Pregnant women were eligible to participate if they were 18 years of age or older, understood verbal and written information, and had a singleton pregnancy with a fetus in cephalic presentation between 40 weeks + 6 days and 41 weeks + 1 day according to ultrasound-based dating. In pregnancies in the first or early second trimester or after assisted reproduction, depending on the date of oocyte retrieval. Exclusion criteria included prior cesarean delivery or other uterine surgery, pregestational and insulin-dependent gestational diabetes, hypertensive disorder of pregnancy, known oligohydramnios (amniotic fluid index <50 mm or deepest vertical pocket <20 mm), or small-for-gestational-age fetus (estimated). It was located. fetal weight). ≤ 2 standard deviations relative to the Swedish reference for sex and gestational age), 17 diagnosed fetal malformations, contraindications to vaginal birth, and any other maternal condition affecting progression of pregnancy to week 42.

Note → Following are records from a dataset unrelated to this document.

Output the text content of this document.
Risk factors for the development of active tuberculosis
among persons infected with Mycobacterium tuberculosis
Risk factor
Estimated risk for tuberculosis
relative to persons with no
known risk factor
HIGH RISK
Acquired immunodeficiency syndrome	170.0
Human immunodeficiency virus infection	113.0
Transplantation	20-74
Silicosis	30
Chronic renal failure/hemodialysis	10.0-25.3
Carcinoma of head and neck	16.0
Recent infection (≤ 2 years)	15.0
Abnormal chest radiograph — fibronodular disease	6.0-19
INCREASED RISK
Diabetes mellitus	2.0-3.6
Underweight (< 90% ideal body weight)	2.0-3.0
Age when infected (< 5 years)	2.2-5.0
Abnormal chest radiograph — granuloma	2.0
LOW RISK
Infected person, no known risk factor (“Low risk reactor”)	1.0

General information about the study was given in the form of posters or videos in the waiting rooms of antenatal clinics and through advertisements in local newspapers. More detailed information is provided on the research website. When pregnancies were approximately 40 weeks, midwives gave women oral information about the study in Swedish or provided written information in any of 17 other languages ​​available to non-Swedish women. In the Stockholm region (five clinics), women are enrolled with the 41-week ultrasound scan offered to all pregnant women in the region. This is a voluntary procedure with almost 100% coverage that aims to confirm a normal pregnancy (defined as mean fetal abdominal diameter >110 mm and normal amniotic fluid) before proceeding to week 42. The midwife who performed the ultrasonography answered questions about the study and performed the randomization process after written consent was obtained. At all other centres, women wishing to participate were invited to visit a research midwife who managed consent and randomisation. Outside of the Stockholm region, 41-week scans are not routinely offered.

Randomization was done between 40 weeks + 6 days and 41 weeks + 1 day. Enrolled women were allocated to the baseline group or the expectancy management group (controls). In the induction group, labor was initiated within 24 hours after randomization (i.e., the same or next day) but not earlier than 41 weeks + 0 days. In the anticipatory treatment group, labor was initiated between 42 weeks + 0 days and 42 weeks. + 1 day.

Routine Induction At 41 Weeks

1:1 allocation to a trial group was achieved using centralized online randomization via dynamic allocation, a method that actively minimizes imbalance between groups for each new patient randomized. Center and parity (primality vs. multiparity) are used as minimization variables.

The Swedish Pregnancy Registry 16 has embedded the randomization module, which is included in the registry but separate from the registry data. Access to the randomization module uses a separate login system. The module also included an electronic case report form. After birth and during the neonatal period, we used women’s unique personal identification number to retrieve data on prenatal, birth and neonatal characteristics from the Swedish Pregnancy Register and the Swedish Newborn Quality Register. The work can be done relatively quickly and at low cost.